First of all, there's correlation between the dependent Petal.Width and Petal.Length:
cor(iris[,2:4])
Sepal.Width Petal.Length Petal.Width
Sepal.Width 1.0000000 -0.4284401 -0.3661259
Petal.Length -0.4284401 1.0000000 0.9628654
Petal.Width -0.3661259 0.9628654 1.0000000
Like you said, if we do regression, we see one of them go negative:
summary(lm(Sepal.Length ~ .,data=iris[,1:4]))
Call:
lm(formula = Sepal.Length ~ ., data = iris[, 1:4])
Residuals:
Min 1Q Median 3Q Max
-0.82816 -0.21989 0.01875 0.19709 0.84570
Coefficients:
Estimate Std.
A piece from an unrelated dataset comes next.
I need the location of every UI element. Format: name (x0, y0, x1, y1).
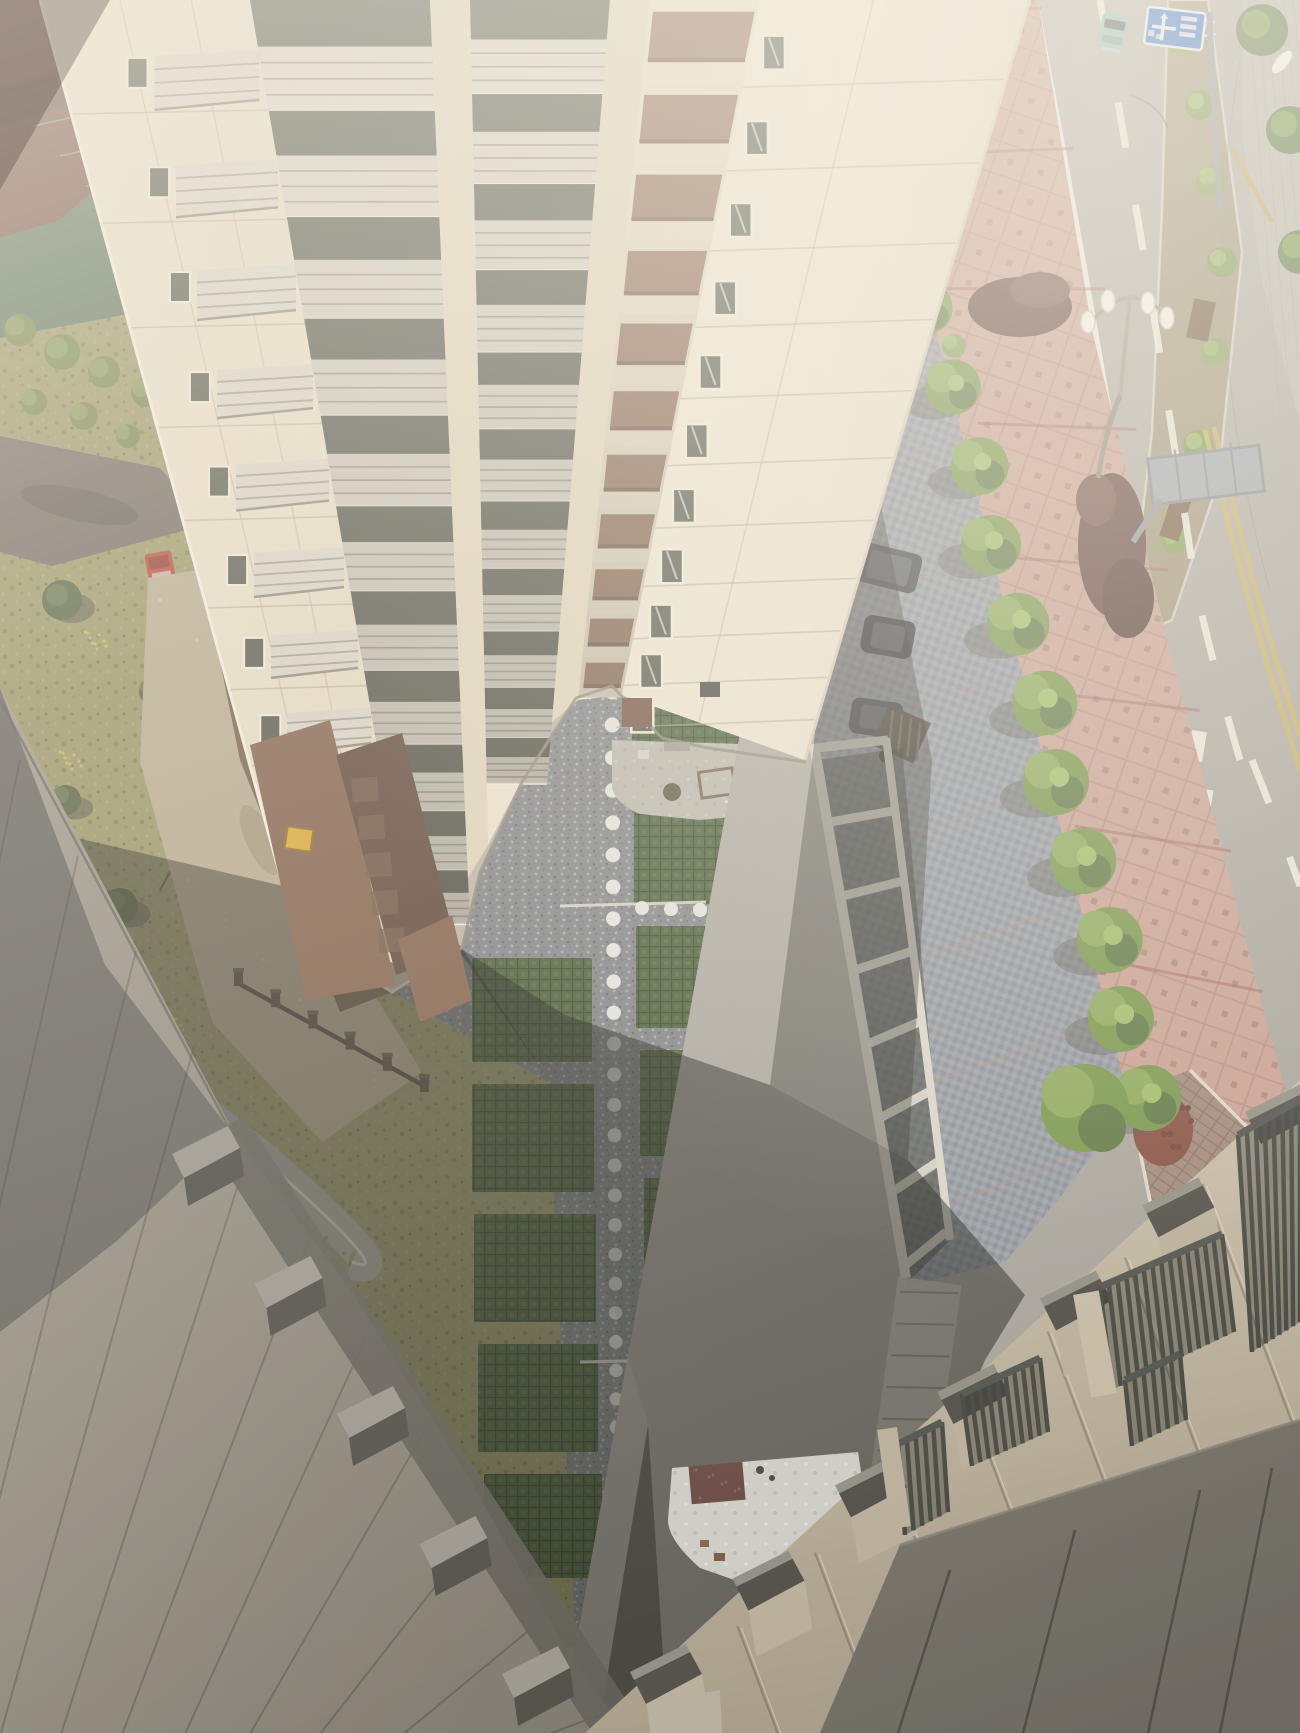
aerial-photo-scene (0, 0, 1300, 1733)
aerial-photo-frame (0, 0, 1300, 1733)
haze-overlay (0, 0, 1300, 1733)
Error t value Pr(>|t|)
(Intercept) 1.85600 0.25078 7.401 9.85e-12 ***
Sepal.Width 0.65084 0.06665 9.765 < 2e-16 ***
Petal.Length 0.70913 0.05672 12.502 < 2e-16 ***
Petal.Width -0.55648 0.12755 -4.363 2.41e-05 ***
We do a PCA, and get the principal components, which is under the $x
:
pca=prcomp(iris[,2:4])
cor(iris[,"Sepal.Length"],pca$x)
PC1 PC2 PC3
[1,] 0.8619141 -0.279587 0.1937703
data = data.frame(
Sepal.Length=iris[,"Sepal.Length"],
pca$x)
summary(lm(Sepal.Length ~ .,data=data))
Call:
lm(formula = Sepal.Length ~ ., data = data)
Residuals:
Min 1Q Median 3Q Max
-0.82816 -0.21989 0.01875 0.19709 0.84570
Coefficients:
Estimate Std. Error t value Pr(>|t|)
(Intercept) 5.84333 0.02568 227.519 < 2e-16 ***
PC1 0.37123 0.01340 27.697 < 2e-16 ***
PC2 -0.58457 0.06506 -8.984 1.22e-15 ***
PC3 0.86983 0.13969 6.227 4.80e-09 ***
---
Signif. codes: 0 ‘***’ 0.001 ‘**’ 0.01 ‘*’ 0.05 ‘.’ 0.1 ‘ ’ 1
The PC components are not correlated and you can use them for regression. If you have a lot of variables, you can also choose by correlation with the target variable as above.